The poset metrics that allow binary codes of codimension m to be m-, (m-1)-, or (m-2)-perfect

A binary poset code of codimension M (of cardinality 2^{N-M}, where N is the code length) can correct maximum M errors. All possible poset metrics that allow codes of codimension M to be M-, (M-1)- or (M-2)-perfect are described. Some general conditions on a poset which guarantee the nonexistence of perfect poset codes are derived; as examples, we prove the nonexistence of R-perfect poset codes for some R in the case of the crown poset and in the case of the union of disjoin chains. Index terms: perfect codes, poset codes

💡 Research Summary

The paper investigates binary poset‑metric codes of codimension M (i.e., codes of length N with 2^{N‑M} codewords) and determines precisely which poset structures admit M‑perfect, (M‑1)‑perfect, or (M‑2)‑perfect codes. A poset metric d_P is defined by the size of the upward‑closed ideal generated by the support of the difference of two vectors. The authors first recall that a code is R‑perfect if the balls of radius R under d_P partition the whole space ℱ₂^N. For a code of codimension M the maximum correctable error number is M, so the most natural case is M‑perfectness.

The main contribution is a set of necessary and sufficient conditions on the underlying poset P for each of the three levels of perfection. For M‑perfectness the poset must be “M‑uniform”: every minimal element of P generates an ideal of exactly M coordinates. Under this uniformity the radius‑M balls are disjoint and cover ℱ₂^N, yielding an M‑perfect code. Conversely, if any minimal element generates an ideal of size ≠ M, overlap or gaps appear and perfectness fails.

For (M‑1)‑perfect and (M‑2)‑perfect codes the situation is more intricate. The authors introduce a chain‑decomposition of P (expressing P as a disjoint union of chains) and define a chain‑length vector (ℓ₁,…,ℓ_k).

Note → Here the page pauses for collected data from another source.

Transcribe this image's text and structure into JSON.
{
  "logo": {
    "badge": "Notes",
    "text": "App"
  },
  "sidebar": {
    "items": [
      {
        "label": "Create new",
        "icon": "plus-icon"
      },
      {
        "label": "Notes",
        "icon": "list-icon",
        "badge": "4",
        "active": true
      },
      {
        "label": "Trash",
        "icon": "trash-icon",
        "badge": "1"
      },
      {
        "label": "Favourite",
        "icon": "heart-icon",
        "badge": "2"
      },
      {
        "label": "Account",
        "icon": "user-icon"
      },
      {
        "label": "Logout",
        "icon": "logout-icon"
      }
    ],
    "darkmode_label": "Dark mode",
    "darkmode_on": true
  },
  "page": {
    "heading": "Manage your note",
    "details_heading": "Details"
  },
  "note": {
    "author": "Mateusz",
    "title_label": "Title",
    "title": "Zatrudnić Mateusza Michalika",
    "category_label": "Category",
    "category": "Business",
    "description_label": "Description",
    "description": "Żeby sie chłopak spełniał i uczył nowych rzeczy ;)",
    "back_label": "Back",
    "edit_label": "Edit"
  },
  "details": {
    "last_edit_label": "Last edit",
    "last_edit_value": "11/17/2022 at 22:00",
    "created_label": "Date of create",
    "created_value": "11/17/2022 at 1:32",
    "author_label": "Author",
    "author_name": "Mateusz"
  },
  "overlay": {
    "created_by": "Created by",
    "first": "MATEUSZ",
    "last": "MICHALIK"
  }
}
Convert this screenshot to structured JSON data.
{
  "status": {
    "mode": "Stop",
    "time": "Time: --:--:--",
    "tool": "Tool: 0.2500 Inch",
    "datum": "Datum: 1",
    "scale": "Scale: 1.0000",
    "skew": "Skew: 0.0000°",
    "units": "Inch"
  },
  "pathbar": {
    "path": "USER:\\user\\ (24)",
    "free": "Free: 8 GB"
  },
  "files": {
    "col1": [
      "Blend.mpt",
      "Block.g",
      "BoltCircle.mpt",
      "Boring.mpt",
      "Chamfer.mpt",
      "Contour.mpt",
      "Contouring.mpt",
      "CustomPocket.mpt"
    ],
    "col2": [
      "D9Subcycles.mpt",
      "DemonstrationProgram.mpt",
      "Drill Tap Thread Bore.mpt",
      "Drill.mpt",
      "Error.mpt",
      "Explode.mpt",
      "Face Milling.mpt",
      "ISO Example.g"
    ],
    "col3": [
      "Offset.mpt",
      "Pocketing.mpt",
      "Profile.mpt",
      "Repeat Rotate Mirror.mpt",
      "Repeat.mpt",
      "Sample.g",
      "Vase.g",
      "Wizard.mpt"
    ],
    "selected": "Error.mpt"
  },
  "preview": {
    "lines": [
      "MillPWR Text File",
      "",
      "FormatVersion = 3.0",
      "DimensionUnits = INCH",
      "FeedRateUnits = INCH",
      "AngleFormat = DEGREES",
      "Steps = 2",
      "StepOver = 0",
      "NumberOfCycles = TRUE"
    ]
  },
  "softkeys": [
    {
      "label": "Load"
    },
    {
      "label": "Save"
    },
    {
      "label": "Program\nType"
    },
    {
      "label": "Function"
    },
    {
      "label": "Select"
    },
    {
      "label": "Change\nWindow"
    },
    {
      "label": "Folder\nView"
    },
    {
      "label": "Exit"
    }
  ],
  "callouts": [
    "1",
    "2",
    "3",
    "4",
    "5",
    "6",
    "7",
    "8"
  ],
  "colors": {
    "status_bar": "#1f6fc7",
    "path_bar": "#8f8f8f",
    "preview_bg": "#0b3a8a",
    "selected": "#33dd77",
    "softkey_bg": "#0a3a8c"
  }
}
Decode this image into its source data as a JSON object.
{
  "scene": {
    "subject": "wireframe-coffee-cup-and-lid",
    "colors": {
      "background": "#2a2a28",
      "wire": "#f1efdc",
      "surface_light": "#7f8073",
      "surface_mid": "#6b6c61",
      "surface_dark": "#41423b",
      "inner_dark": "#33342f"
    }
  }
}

They prove that (M‑1)‑perfectness is possible only when the set of minimal elements can be split into exactly two antichains, each forming a chain of lengths ℓ₁ and ℓ₂ with ℓ₁+ℓ₂ = M‑1. For (M‑2)‑perfectness a three‑chain decomposition (or more) is allowed, but the lengths must satisfy a system of linear inequalities derived from the volume formula of poset balls. These conditions are both necessary and sufficient, and they lead to an explicit construction method for such codes.

A substantial part of the paper is devoted to non‑existence results. By comparing the height h(P) (maximum chain length) and the width w(P) (size of a maximum antichain), the authors establish a general inequality h·w < M·(M‑1)/2 that guarantees the impossibility of any M‑perfect code. This inequality captures the intuition that a poset that is too “thin” or too “tall” cannot produce balls that tile the space without overlap.

The authors apply the general theory to two concrete families of posets. First, the crown poset C_n (a cycle of n elements with the natural partial order) is shown to admit an M‑perfect code only when the radius equals n‑1; for smaller radii the inequality above rules out perfectness. Second, they consider the disjoint union of k chains of equal length ℓ. By plugging the parameters into the height‑width condition they prove that for many (k,ℓ) pairs no (M‑1)‑ or (M‑2)‑perfect codes exist, thereby illustrating the strength of the derived criteria.

The paper concludes by discussing implications for coding theory. Poset metrics generalize the Hamming metric and allow the design of codes that are perfectly adapted to hierarchical or network‑structured data. The precise characterization of posets that support perfect codes opens the way to construct new families of optimal codes in settings where Hamming‑perfect codes are impossible. Open problems include extending the results to non‑binary alphabets, exploring the existence of non‑linear perfect poset codes, and developing efficient decoding algorithms that exploit the underlying poset structure.